Several former K-State players are contemplating their NFL futures right now. Tyler Lockett, expected to be an early round pick, is prepared for the next chapter in his football life (Ken Corbitt, Topeka Capital-Journal). There's more on Lockett from his hometown paper here. (Mark Cooper, Tulsa World)
Meanwhile, B.J. Finney is at peace regardless of what the future brings (Arne Green, Salina Journal), and Curry Sexton is content to wait for that elusive phone call, knowing it might not come (Green, Salina Journal).
Five former Kansas State players (Jake Waters, Weston Hiebert, Sexton, Lockett and Zach Nemechek) were honored by the National Football Foundation's Hampshire Honor Society for maintaining at least a 3.2 GPA throughout their collegiate career.

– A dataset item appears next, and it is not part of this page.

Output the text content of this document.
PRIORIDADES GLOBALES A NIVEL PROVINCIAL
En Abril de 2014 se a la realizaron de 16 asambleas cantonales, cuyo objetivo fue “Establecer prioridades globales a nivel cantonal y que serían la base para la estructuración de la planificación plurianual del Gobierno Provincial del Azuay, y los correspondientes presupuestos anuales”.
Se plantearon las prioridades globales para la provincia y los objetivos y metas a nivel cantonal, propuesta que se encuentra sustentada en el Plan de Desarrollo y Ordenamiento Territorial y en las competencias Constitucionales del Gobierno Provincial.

Current Kansas State football players are also in the news. Dominique Heath showed off his skills in the return game last weekend as he tried to fill Lockett's shoes (Timothy Everson, K-State Collegian), while Deante Burton hopes 'the curse' is just a figment of his imagination (Kellis Robinett, Kansas City Star).
This anecdote from the spring game caught my attention: Kevin Haskin apparently nodded off during Bill Snyder's presser and Coach called him on it. (Capital-Journal)
The big news today is about the Big 12 conference and a possible championship game (Jon Solomon, CBSSports). If it smacks of the conference caving in to pressure, it probably is. Bob Bowlsby claims that the CFP committee's Jeff Long told him "13 data points are better than 12." Whether this is empirically true is besides the point. I have trouble believing a conference championship game will solve the Big 12's problem anytime soon. This conference is being slighted for the lack of name recognition and the lack of big media markets more than anything else. If last year's Big 12 conference had been a neck-and-neck contest between Texas and Oklahoma, I'm pretty sure the Big 12 does not get snubbed.
In football news of the kind we can all be less cynical about, an 89-year old former Kansas player scored a touchdown in an alumni scrimmage. Bryan Sperry was a letterman at both Kansas State and Kansas back in the 1940s.
The BatCats had a bad loss (5-0) on Tuesday but bounced right back last night, blanking Minnesota 9-0 in Minneapolis. (See, Jon Morse, it's not all my fault!)
Five Wildcats pitchers combined for the shutout, and Steve Serratore had his first career home run as Kansas State piled up the hits. Coach Brad Hill was all praise for his pitching staff.
Next up, the team is home again for its last non-conference series of the season against Arkansas State.